This is very exciting – an interdisciplinary day conference on touch at the Nouvelle Sorbonne in Paris, organized by Dr. Caroline Pollentier, and the launch of the Touch, Arts, Affects (TACT) network.
There are talks throughout the day by touch scholars and artists, and I’m giving the Keynote at the end of the day, ‘Social Touch and its Futures: Tales of Haptic and Affective Loops’ with a Response by Catherine Pélachaud (CNRS, Institute of Intelligent Systems and Robotics).
Here’s some information from the event website, which you should consult for further details including the full timetable, abstracts, and location details:
This seminar proposes to explore the elusive experience of being touched from a transdisciplinary perspective. Touch and affect are entangled in the “metaphors we live by” (George Lakoff and Mark Johnson, 1980). In revaluing experiences of tactility, haptic studies have detected “more affective and metaphorical forms” of “deep touch” across discourses, practices, and technologies (Mark Paterson, 2007). Recent research in neuroscience has alternatively identified affective touch as distinct behavioural and neural mechanisms ranging from social thermoregulation to stress regulation (India Morrison, 2016). Whether approached as a socially constructed metaphorical medium or as physical, biological, and neural phenomena, the sense of touch mobilises multiple affects and emotions.
The first goal of this seminar will be to interrogate these affective ecologies of touch across a range of disciplines and methodologies—literature, sociology, philosophy, linguistics, arts and media, neuroscience, robotics. How is one touched by a hand, a crowd, by literary texts, needles, films, digital images, and robots? How can artworks, like haptic media, convey the sensation of being touched from a distance, or “being touched as if from the inside,” according to Toni Morrison, quoted by Hans Ulrich Gumbrecht? From mid-nineteenth century psycho-physiological experiments to the current pandemic, the experience of being touched, at once immediate and mediated, has not only taken on many forms, meanings, and resonances, but has also increasingly become a virtual mode of being-in-common.

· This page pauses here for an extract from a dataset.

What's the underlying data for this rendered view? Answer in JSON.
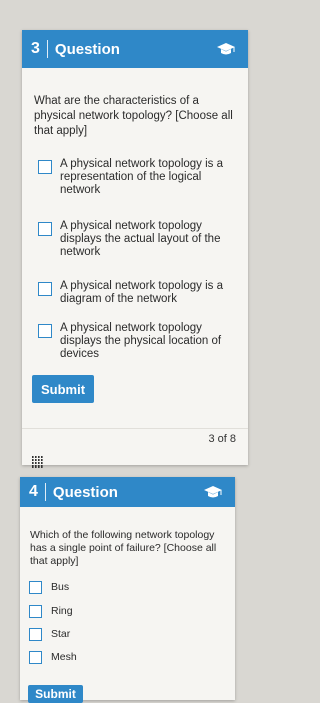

The second goal of this seminar will be to revaluate the tactile and affective paradigm of passivity. According to J. J. Gibson’s canonical distinction between active touch and passive touch in “Observations on Active Touch” (1962), touch is passive when it is “receptive” and brought about by “some outside agency.” Conversely, haptic sensing is defined by an emphasis on active touch, whereby “the sensory information a person receives does not come from just passive contact but from actively exploring the environment” (Lynette A. Jones, 2018). What happens to agency in the experience of affective touch? In Touching Feeling: Affect, Pedagogy, Performativity (2003), Eve Sedgwick coupled affect with texture within the framework of performative theory. Could pathos be reconsidered at the intersection of active and passive? This study day seeks to revalue the singularity and potentialities of passive touch, foregrounding the bidirectionality of touch of a way of rethinking categories of agency, action, and actant.
This study day will serve as the launch for the TACT network (Touch, Arts, Affects) which aims at leading transdisciplinary research on touch and haptics in the arts.